I look at the clock. How is it already 1 p.m.? I text Steph and tell her I will be out most of the day and she responds saying she will be gone until tomorrow. She basically lives at Hardin’s fraternity house on the weekends.

Noah opens the passenger door of his Toyota. His parents made sure he had the safest car, the newest model. The interior is spotless, no stacks of books, no dirty clothing. We drive around to find a park, which only takes a little bit. It’s a small, quiet space with half-green, half-yellowing grass and a few trees.

As we pull into a spot, Noah asks, “Hey, when are you going to start looking for a car?”

“I think this week, actually. I am going to apply for jobs this
week, too.” I don’t mention the internship at Vance Publishing that Hardin dangled in front of me. I don’t know if I can still get it, or how I’d tell Noah if I did.

“That is great news. Let me know if you need any help with either of those,” he says.

We walk around the park once and then sit at a picnic table.

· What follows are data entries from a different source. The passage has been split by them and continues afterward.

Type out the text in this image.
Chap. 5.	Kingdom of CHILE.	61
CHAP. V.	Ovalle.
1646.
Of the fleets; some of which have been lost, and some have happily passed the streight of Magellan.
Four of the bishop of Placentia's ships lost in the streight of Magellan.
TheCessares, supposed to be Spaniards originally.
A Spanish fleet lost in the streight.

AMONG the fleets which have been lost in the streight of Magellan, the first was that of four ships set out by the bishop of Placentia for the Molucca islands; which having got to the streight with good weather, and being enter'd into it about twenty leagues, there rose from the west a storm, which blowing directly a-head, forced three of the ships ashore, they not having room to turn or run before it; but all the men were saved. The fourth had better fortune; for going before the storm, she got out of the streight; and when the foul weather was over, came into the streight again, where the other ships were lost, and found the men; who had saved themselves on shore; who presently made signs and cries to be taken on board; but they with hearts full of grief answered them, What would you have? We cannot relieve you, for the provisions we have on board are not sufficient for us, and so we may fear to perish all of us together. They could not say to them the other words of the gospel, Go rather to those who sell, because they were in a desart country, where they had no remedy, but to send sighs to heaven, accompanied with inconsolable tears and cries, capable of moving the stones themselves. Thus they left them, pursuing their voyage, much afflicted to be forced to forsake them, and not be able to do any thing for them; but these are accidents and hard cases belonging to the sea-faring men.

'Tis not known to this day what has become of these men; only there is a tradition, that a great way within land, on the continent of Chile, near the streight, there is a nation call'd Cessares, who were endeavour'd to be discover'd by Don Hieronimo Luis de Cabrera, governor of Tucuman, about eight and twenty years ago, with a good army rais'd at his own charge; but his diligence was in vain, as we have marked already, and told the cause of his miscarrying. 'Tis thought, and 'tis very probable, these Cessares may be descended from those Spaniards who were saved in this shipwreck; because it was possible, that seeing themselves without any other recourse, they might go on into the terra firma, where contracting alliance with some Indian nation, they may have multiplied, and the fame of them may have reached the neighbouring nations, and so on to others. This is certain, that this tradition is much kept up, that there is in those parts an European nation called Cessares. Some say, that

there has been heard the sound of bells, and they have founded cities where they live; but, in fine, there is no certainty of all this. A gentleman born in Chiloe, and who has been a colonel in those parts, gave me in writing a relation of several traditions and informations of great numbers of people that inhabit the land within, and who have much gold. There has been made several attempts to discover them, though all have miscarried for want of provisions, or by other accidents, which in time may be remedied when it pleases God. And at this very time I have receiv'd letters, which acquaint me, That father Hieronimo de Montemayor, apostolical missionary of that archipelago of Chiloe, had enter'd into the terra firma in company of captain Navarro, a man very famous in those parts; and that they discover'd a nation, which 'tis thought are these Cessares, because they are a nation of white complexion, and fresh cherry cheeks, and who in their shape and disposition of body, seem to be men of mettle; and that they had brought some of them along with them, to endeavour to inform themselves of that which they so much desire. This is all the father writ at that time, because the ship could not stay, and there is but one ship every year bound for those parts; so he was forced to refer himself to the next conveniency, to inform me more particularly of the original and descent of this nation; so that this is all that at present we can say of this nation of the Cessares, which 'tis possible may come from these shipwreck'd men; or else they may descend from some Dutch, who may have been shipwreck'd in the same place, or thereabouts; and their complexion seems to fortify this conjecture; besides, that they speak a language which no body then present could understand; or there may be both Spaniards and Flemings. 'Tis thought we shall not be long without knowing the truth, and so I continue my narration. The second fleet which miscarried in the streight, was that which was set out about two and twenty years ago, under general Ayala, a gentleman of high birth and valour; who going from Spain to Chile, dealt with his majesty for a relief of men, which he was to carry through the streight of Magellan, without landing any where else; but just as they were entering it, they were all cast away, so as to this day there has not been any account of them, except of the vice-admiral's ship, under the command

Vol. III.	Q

Noah talks most of the time and I nod along. I find myself zoning in and out of the conversation but he doesn’t seem to notice. We end up walking a little more and come to a small stream. I snort at the irony and Noah looks at me quizzically.

“Do you want to swim?” I ask, not quite sure why I push this moment further.

“In there? No way,” he says, laughing, and as I deflate a little, I mentally smack myself. I need to stop comparing Noah to Hardin.

“I was just joking,” I lie, and drag him along down the trail.

IT IS SEVEN
before we leave the park, so we decide to order pizza when we get back to my room and watch a classic: Meg Ryan falling in love with Tom Hanks through a radio show. I am starving by the time the pizza comes so I eat almost half of it myself. In my defense, I haven’t eaten all day.

Halfway through the movie my phone rings and Noah reaches over to grab it for me. “Who’s Landon?” he asks. There is no suspicion in his voice, only curiosity. He has never been the jealous type; he never needed to be.

Until now,
my subconscious reminds me.

“He’s a friend from school,” I say and answer. Why would Landon be calling me so late? He’s never called me for anything other than to compare notes.